🤖 AI Summary
This work addresses the high computational cost of adversarial training for large-scale Vision Transformers. To this end, it proposes Criticality-Aware Adversarial Training (CAAT), which, for the first time, integrates parameter criticality assessment with parameter-efficient fine-tuning (PEFT). CAAT adaptively identifies and fine-tunes only the approximately 6% of parameters most critical to robustness, substantially reducing computational overhead. Evaluated on three mainstream benchmarks, CAAT achieves competitive performance—sacrificing merely 4.3% in robust accuracy compared to standard adversarial training—while outperforming existing lightweight adversarial training methods. This approach enables scalable and efficient training of robust vision models without compromising significantly on adversarial robustness.
📝 Abstract
Vision Transformer (ViT) models have achieved remarkable performance across various vision tasks, with scalability being a key advantage when applied to large datasets.
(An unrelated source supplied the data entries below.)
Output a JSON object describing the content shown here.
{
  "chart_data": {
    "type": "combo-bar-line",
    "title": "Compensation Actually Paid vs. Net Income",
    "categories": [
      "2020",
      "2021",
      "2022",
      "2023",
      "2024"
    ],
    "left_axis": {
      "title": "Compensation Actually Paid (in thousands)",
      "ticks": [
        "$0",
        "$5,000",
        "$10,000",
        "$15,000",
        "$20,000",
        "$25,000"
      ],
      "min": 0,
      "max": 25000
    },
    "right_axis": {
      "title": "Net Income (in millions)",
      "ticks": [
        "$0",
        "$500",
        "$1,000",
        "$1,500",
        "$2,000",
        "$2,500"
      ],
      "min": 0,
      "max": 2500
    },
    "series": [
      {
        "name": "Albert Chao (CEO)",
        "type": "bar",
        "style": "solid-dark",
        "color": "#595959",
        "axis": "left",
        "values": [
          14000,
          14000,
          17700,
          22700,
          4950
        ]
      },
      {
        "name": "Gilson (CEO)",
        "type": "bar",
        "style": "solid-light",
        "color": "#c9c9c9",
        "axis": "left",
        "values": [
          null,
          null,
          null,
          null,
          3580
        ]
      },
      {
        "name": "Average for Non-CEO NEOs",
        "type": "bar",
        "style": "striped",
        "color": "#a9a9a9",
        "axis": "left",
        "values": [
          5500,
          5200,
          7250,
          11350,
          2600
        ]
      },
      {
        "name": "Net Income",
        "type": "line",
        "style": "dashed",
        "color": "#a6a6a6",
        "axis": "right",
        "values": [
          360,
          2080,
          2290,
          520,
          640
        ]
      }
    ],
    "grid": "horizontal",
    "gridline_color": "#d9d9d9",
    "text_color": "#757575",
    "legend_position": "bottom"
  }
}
This scalability enables ViT models to exhibit strong generalization capabilities. However, as the number of parameters increases, the robustness of ViT models to adversarial examples does not scale proportionally. Adversarial training (AT), one of the most effective methods for enhancing robustness, typically requires fine-tuning the entire model, leading to prohibitively high computational costs, especially for large ViT architectures. In this paper, we aim to robustly fine-tune only a small subset of parameters to achieve robustness comparable to standard AT. To accomplish this, we introduce Criticality-Aware Adversarial Training (CAAT), a novel method that adaptively allocates resources to the most robustness-critical parameters, fine-tuning only selected modules. Specifically, CAAT efficiently identifies parameters that contribute most to adversarial robustness. It then leverages parameter-efficient fine-tuning (PEFT) to robustly adjust weight matrices where the number of critical parameters exceeds a predefined threshold. CAAT exhibits favorable generalization when scaled to larger vision transformer architectures, potentially paving the way for adversarial training at scale, e.g, compared with plain adversarial training, CAAT incurs only a 4.3% decrease in adversarial robustness while tuning approximately 6% of its parameters. Extensive experiments on three widely used adversarial learning datasets demonstrate that CAAT outperforms state-of-the-art lightweight AT methods with fewer trainable parameters.